Fundament und Fortschritt: Der digitale Euro als Baustein europäischer Souveränität Impulsvortrag bei der Veranstaltung „IKF Impulse“ zum Thema „Bezahlen in der Zukunft – Wie und womit?“

Es gilt das gesprochene Wort.

1 Einleitung

Sehr geehrte Damen und Herren, liebe Studierende,

es ist mir eine große Freude, heute an der Ruhr-Universität Bochum zu sprechen – einem Ort, der nicht nur für akademische Exzellenz, sondern auch für eine ganz besondere Architektur steht. 
Wer Ihren Campus kennt, der weiß: Der Brutalismus prägt hier viele Gebäude – kantig, klar, funktional. Ein Stil, der in erster Linie eines verkörpert: Stabilität. Und auch wenn wir uns heute nicht in einem dieser Originalbauten befinden, trägt die Grundidee: Es geht um Substanz, um Dinge die halten. 

Auch die Zentrale der Deutschen Bundesbank in Frankfurt am Main wird dem brutalistischen Baustil zugeordnet. Doch selbst der stabilste Bau kommt irgendwann in die Jahre. Deshalb wird unser Gebäude derzeit grundlegend saniert – ebenso wie zahlreiche Gebäude auf dem Campus Ihrer Universität. Manchmal ist es eben Zeit für ein Update und dafür, das Fundament zu erneuern. Ich finde, das ist ein starkes Bild – auch für unser Thema heute. Denn auch unser Geldsystem befindet sich im Umbau. Nicht über Nacht, sondern kontinuierlich.

Unser Zahlungsverhalten wandelt sich rapide. Bargeld bleibt wichtig, doch Karten, Apps und neue Bezahlsysteme erobern zunehmend unseren Alltag. Im Hintergrund entstehen dabei neue Technologien – und neue Fragen: Welche Rolle soll von der Zentralbank ausgegebenes Geld in einer digitalen Welt spielen? Wie schützen wir unsere Zahlungsinfrastruktur vor geopolitischer Abhängigkeit? Und: Wie gestalten wir ein digitales Europa, das mehr kann als nur zu reagieren? Die Antwort liegt nicht in einem einzelnen Produkt, sondern muss umfassender ausfallen. Uns schwebt ein digitales Finanzökosystem vor. Die Spannweite der Beteiligten reicht dabei von der Finanzindustrie bis zum Bäcker um die Ecke. Und genau darum geht es heute: um den digitalen Euro – seine Potenziale, seine Bedeutung für Europa und für Sie persönlich. Ich lade Sie ein, gemeinsam mit mir in den nächsten 20 Minuten einen Blick in die Zukunft des Geldes zu werfen.

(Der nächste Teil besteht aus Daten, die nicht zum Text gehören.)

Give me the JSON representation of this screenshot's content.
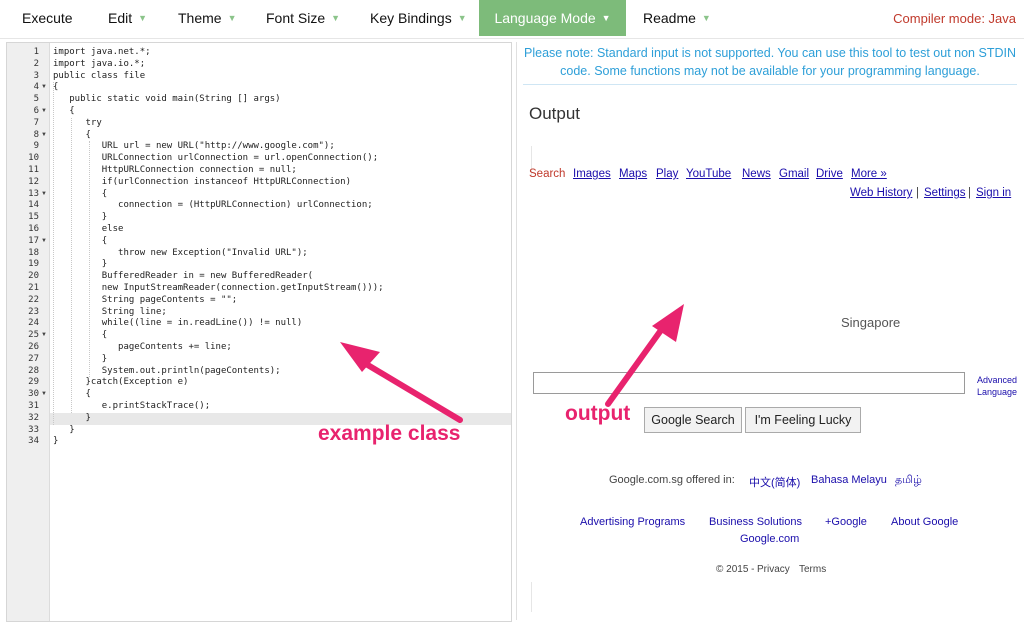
{
  "toolbar": {
    "items": [
      {
        "label": "Execute",
        "dropdown": false
      },
      {
        "label": "Edit",
        "dropdown": true
      },
      {
        "label": "Theme",
        "dropdown": true
      },
      {
        "label": "Font Size",
        "dropdown": true
      },
      {
        "label": "Key Bindings",
        "dropdown": true
      },
      {
        "label": "Language Mode",
        "dropdown": true,
        "active": true
      },
      {
        "label": "Readme",
        "dropdown": true
      }
    ],
    "compiler_mode": "Compiler mode: Java"
  },
  "editor": {
    "line_numbers": [
      "1",
      "2",
      "3",
      "4",
      "5",
      "6",
      "7",
      "8",
      "9",
      "10",
      "11",
      "12",
      "13",
      "14",
      "15",
      "16",
      "17",
      "18",
      "19",
      "20",
      "21",
      "22",
      "23",
      "24",
      "25",
      "26",
      "27",
      "28",
      "29",
      "30",
      "31",
      "32",
      "33",
      "34"
    ],
    "active_line": "32",
    "lines": [
      "import java.net.*;",
      "import java.io.*;",
      "public class file",
      "{",
      "   public static void main(String [] args)",
      "   {",
      "      try",
      "      {",
      "         URL url = new URL(\"http://www.google.com\");",
      "         URLConnection urlConnection = url.openConnection();",
      "         HttpURLConnection connection = null;",
      "         if(urlConnection instanceof HttpURLConnection)",
      "         {",
      "            connection = (HttpURLConnection) urlConnection;",
      "         }",
      "         else",
      "         {",
      "            throw new Exception(\"Invalid URL\");",
      "         }",
      "         BufferedReader in = new BufferedReader(",
      "         new InputStreamReader(connection.getInputStream()));",
      "         String pageContents = \"\";",
      "         String line;",
      "         while((line = in.readLine()) != null)",
      "         {",
      "            pageContents += line;",
      "         }",
      "         System.out.println(pageContents);",
      "      }catch(Exception e)",
      "      {",
      "         e.printStackTrace();",
      "      }",
      "   }",
      "}"
    ]
  },
  "output_panel": {
    "notice": "Please note: Standard input is not supported. You can use this tool to test out non STDIN code. Some functions may not be available for your programming language.",
    "title": "Output",
    "google_nav": [
      "Search",
      "Images",
      "Maps",
      "Play",
      "YouTube",
      "News",
      "Gmail",
      "Drive",
      "More »"
    ],
    "google_right": [
      "Web History",
      "Settings",
      "Sign in"
    ],
    "location": "Singapore",
    "advanced": "Advanced",
    "language": "Language",
    "buttons": [
      "Google Search",
      "I'm Feeling Lucky"
    ],
    "offered_prefix": "Google.com.sg offered in:",
    "offered_languages": [
      "中文(简体)",
      "Bahasa Melayu",
      "தமிழ்"
    ],
    "footer_links": [
      "Advertising Programs",
      "Business Solutions",
      "+Google",
      "About Google"
    ],
    "footer_domain": "Google.com",
    "copyright": "© 2015 -",
    "privacy": "Privacy",
    "terms": "Terms"
  },
  "annotations": {
    "example_class": "example class",
    "output": "output",
    "color": "#e8236e"
  }
}
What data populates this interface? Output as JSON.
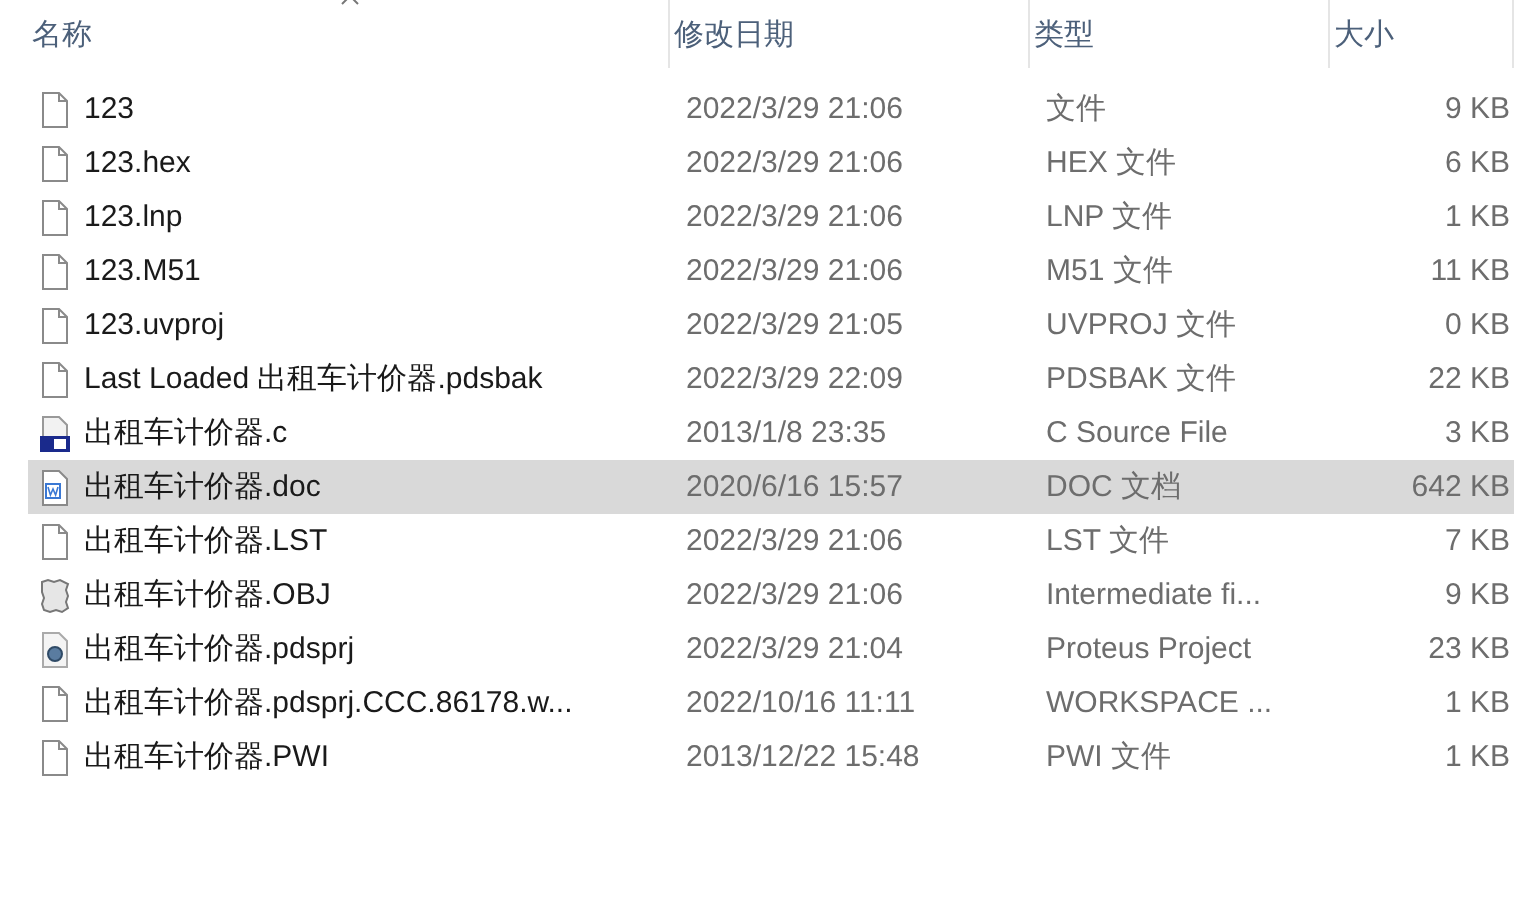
{
  "columns": [
    {
      "label": "名称",
      "sorted": true
    },
    {
      "label": "修改日期",
      "sorted": false
    },
    {
      "label": "类型",
      "sorted": false
    },
    {
      "label": "大小",
      "sorted": false
    }
  ],
  "rows": [
    {
      "name": "123",
      "date": "2022/3/29 21:06",
      "type": "文件",
      "size": "9 KB",
      "kind": "blank",
      "selected": false
    },
    {
      "name": "123.hex",
      "date": "2022/3/29 21:06",
      "type": "HEX 文件",
      "size": "6 KB",
      "kind": "blank",
      "selected": false
    },
    {
      "name": "123.lnp",
      "date": "2022/3/29 21:06",
      "type": "LNP 文件",
      "size": "1 KB",
      "kind": "blank",
      "selected": false
    },
    {
      "name": "123.M51",
      "date": "2022/3/29 21:06",
      "type": "M51 文件",
      "size": "11 KB",
      "kind": "blank",
      "selected": false
    },
    {
      "name": "123.uvproj",
      "date": "2022/3/29 21:05",
      "type": "UVPROJ 文件",
      "size": "0 KB",
      "kind": "blank",
      "selected": false
    },
    {
      "name": "Last Loaded 出租车计价器.pdsbak",
      "date": "2022/3/29 22:09",
      "type": "PDSBAK 文件",
      "size": "22 KB",
      "kind": "blank",
      "selected": false
    },
    {
      "name": "出租车计价器.c",
      "date": "2013/1/8 23:35",
      "type": "C Source File",
      "size": "3 KB",
      "kind": "csource",
      "selected": false
    },
    {
      "name": "出租车计价器.doc",
      "date": "2020/6/16 15:57",
      "type": "DOC 文档",
      "size": "642 KB",
      "kind": "word",
      "selected": true
    },
    {
      "name": "出租车计价器.LST",
      "date": "2022/3/29 21:06",
      "type": "LST 文件",
      "size": "7 KB",
      "kind": "blank",
      "selected": false
    },
    {
      "name": "出租车计价器.OBJ",
      "date": "2022/3/29 21:06",
      "type": "Intermediate fi...",
      "size": "9 KB",
      "kind": "obj",
      "selected": false
    },
    {
      "name": "出租车计价器.pdsprj",
      "date": "2022/3/29 21:04",
      "type": "Proteus Project",
      "size": "23 KB",
      "kind": "proteus",
      "selected": false
    },
    {
      "name": "出租车计价器.pdsprj.CCC.86178.w...",
      "date": "2022/10/16 11:11",
      "type": "WORKSPACE ...",
      "size": "1 KB",
      "kind": "blank",
      "selected": false
    },
    {
      "name": "出租车计价器.PWI",
      "date": "2013/12/22 15:48",
      "type": "PWI 文件",
      "size": "1 KB",
      "kind": "blank",
      "selected": false
    }
  ]
}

2 Auf dem Weg in ein digitales Finanzökosystem

Wenn wir heute über den digitalen Euro sprechen, dann lohnt es sich, zunächst den Blick zu weiten. Es geht um ein digitales Finanzökosystem, das sich derzeit entwickelt – mit zwei zentralen Bausteinen: Retail und Wholesale. Beginnen wir mit dem Baustein, der im täglichen Leben am greifbarsten ist: dem Zahlungsverkehr für jedermann – im Expertenjargon „Retail“ genannt. Hier geht es um digitales Zentralbankgeld für Sie und mich. Sie können sich das wie einen „digitalen Zwilling“ des Bargelds vorstellen: staatlich garantiert, jederzeit verfügbar, europaweit einsetzbar. Ob im Geschäft, beim Online-Shopping oder wenn Geld an Freunde gezahlt wird – der digitale Euro soll das Bezahlen einfach, sicher und datensparsam machen. Und wichtig: Er soll das Bargeld nicht ersetzen, sondern sinnvoll ergänzen.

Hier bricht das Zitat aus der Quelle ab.